- Tuesday, 29 May 2012
A pill designed to treat Alzheimer's could be used to help shopaholics curb their habit, according to a study. In tests, compulsive shoppers who were given the medication spent less time hitting stores and cut the amount of money they spent on impulse buys.
Psychiatrists have previously struggled to come up with treatments for shopaholics, who can run up debts of thousands - losing their homes, jobs and friendships by over spending. More than four out of five compulsive shoppers are women - with the condition causing them to buy items they do not need and cannot afford.

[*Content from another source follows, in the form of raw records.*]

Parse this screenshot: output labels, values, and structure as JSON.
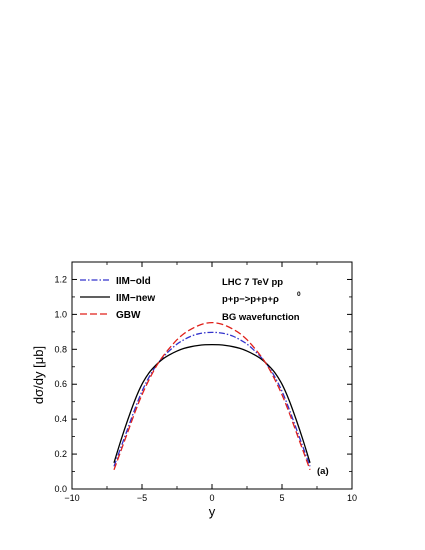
{
  "chart_data": {
    "type": "line",
    "title": "",
    "xlabel": "y",
    "ylabel": "dσ/dy [μb]",
    "xlim": [
      -10,
      10
    ],
    "ylim": [
      0.0,
      1.3
    ],
    "xticks": [
      -10,
      -5,
      0,
      5,
      10
    ],
    "yticks": [
      0.0,
      0.2,
      0.4,
      0.6,
      0.8,
      1.0,
      1.2
    ],
    "xtick_labels": [
      "−10",
      "−5",
      "0",
      "5",
      "10"
    ],
    "ytick_labels": [
      "0.0",
      "0.2",
      "0.4",
      "0.6",
      "0.8",
      "1.0",
      "1.2"
    ],
    "grid": false,
    "legend_position": "top-left",
    "annotations": [
      "LHC 7 TeV pp",
      "p+p−>p+p+ρ",
      "0",
      "BG wavefunction",
      "(a)"
    ],
    "series": [
      {
        "name": "IIM−old",
        "color": "#3333cc",
        "dash": "dash-dot",
        "x": [
          -7,
          -6.5,
          -6,
          -5.5,
          -5,
          -4.5,
          -4,
          -3.5,
          -3,
          -2.5,
          -2,
          -1.5,
          -1,
          -0.5,
          0,
          0.5,
          1,
          1.5,
          2,
          2.5,
          3,
          3.5,
          4,
          4.5,
          5,
          5.5,
          6,
          6.5,
          7
        ],
        "y": [
          0.13,
          0.24,
          0.35,
          0.46,
          0.56,
          0.64,
          0.705,
          0.755,
          0.795,
          0.83,
          0.855,
          0.875,
          0.888,
          0.895,
          0.897,
          0.895,
          0.888,
          0.875,
          0.855,
          0.83,
          0.795,
          0.755,
          0.705,
          0.64,
          0.56,
          0.46,
          0.35,
          0.24,
          0.13
        ]
      },
      {
        "name": "IIM−new",
        "color": "#000000",
        "dash": "solid",
        "x": [
          -7,
          -6.5,
          -6,
          -5.5,
          -5,
          -4.5,
          -4,
          -3.5,
          -3,
          -2.5,
          -2,
          -1.5,
          -1,
          -0.5,
          0,
          0.5,
          1,
          1.5,
          2,
          2.5,
          3,
          3.5,
          4,
          4.5,
          5,
          5.5,
          6,
          6.5,
          7
        ],
        "y": [
          0.15,
          0.28,
          0.4,
          0.51,
          0.6,
          0.665,
          0.71,
          0.745,
          0.77,
          0.79,
          0.805,
          0.815,
          0.822,
          0.826,
          0.827,
          0.826,
          0.822,
          0.815,
          0.805,
          0.79,
          0.77,
          0.745,
          0.71,
          0.665,
          0.6,
          0.51,
          0.4,
          0.28,
          0.15
        ]
      },
      {
        "name": "GBW",
        "color": "#e0201a",
        "dash": "dashed",
        "x": [
          -7,
          -6.5,
          -6,
          -5.5,
          -5,
          -4.5,
          -4,
          -3.5,
          -3,
          -2.5,
          -2,
          -1.5,
          -1,
          -0.5,
          0,
          0.5,
          1,
          1.5,
          2,
          2.5,
          3,
          3.5,
          4,
          4.5,
          5,
          5.5,
          6,
          6.5,
          7
        ],
        "y": [
          0.11,
          0.22,
          0.33,
          0.44,
          0.54,
          0.625,
          0.7,
          0.76,
          0.81,
          0.855,
          0.89,
          0.915,
          0.935,
          0.948,
          0.953,
          0.948,
          0.935,
          0.915,
          0.89,
          0.855,
          0.81,
          0.76,
          0.7,
          0.625,
          0.54,
          0.44,
          0.33,
          0.22,
          0.11
        ]
      }
    ]
  }
}
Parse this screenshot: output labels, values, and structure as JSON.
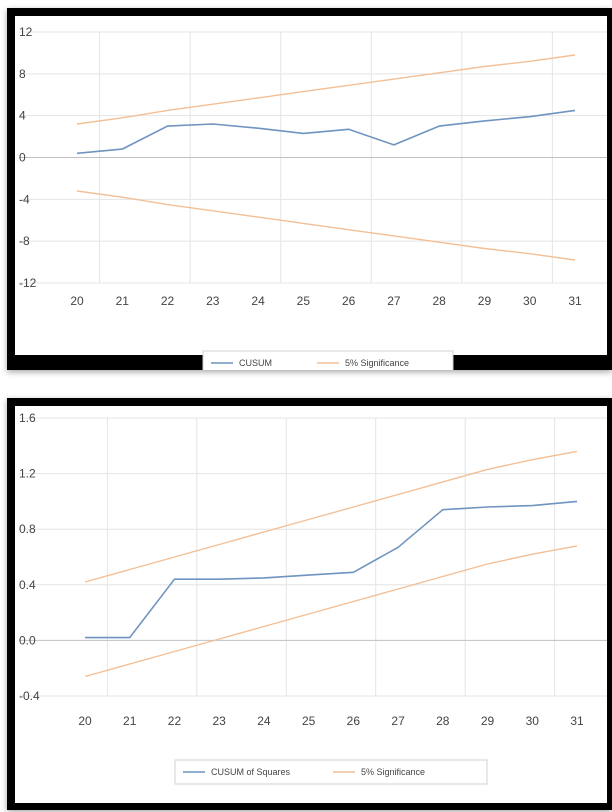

In a study, psychiatrists tested a medication called memantine, which is usually prescribed to prevent deterioration in patients with moderate to severe Alzheimer's. Clinical trial results showed that men and women reduced the amount of time shopping and amount they spend after eight weeks of taking the pill. Symptoms were halved - with less impulsive buying and improvements in brain function linked to urges, thoughts and behaviour.
A team of psychiatrists from the University of Minnesota, Minneapolis, examined nine people aged 19 to 59 who had been diagnosed with compulsive buying disorder. This disorder was based on a "senseless preoccupation" with shopping and spending, leading to an inability to function at work, socially and financial problems.
People in the study earned £40,000 a year on average but spent 61 per cent of this on impulsive purchases, mainly clothes. They spent up to 38 hours a week in shops. The team said: "Hours spent shopping per week and money spent shopping both decreased significantly, with no side effects."
Up to 5.8 per cent of adults are affecting by compulsive buying.
The researchers said impulsive spending was often triggered by sale signs, a need to impress, a desire to "must have" and body image. They scored the shopaholics on a range of tests at the start of the two week trial, measuring symptoms from buying urges to depression caused by the problem.
Memantine, also known as Ebixa, was originally designed for Alzheimer's and has been approved for NHS patients who do not respond to other treatments. It acts on the brain chemical glutamate, thought to be involved in the development of dementia. The chemical is also thought to be involved in obsessiveness and could play some role in obsessive compulsive disorders.
"Our findings suggest that pharmacologic manipulation of the glutamate system may target the impulsive behaviour underlying compulsive buying," the researchers added.
Dr Cecilia D’Felice, a clinical psychologist, said OCD could change the way the brain functioned.
She said: "At an advanced stage they change the architecture of the brain.
"These people become addicted to shopping, it takes over their lives, and it’s necessary to alter the 'chemical soup' in their brain in order to help them."
She said drugs could "kick-start" the brain’s chemical messengers that had become disordered.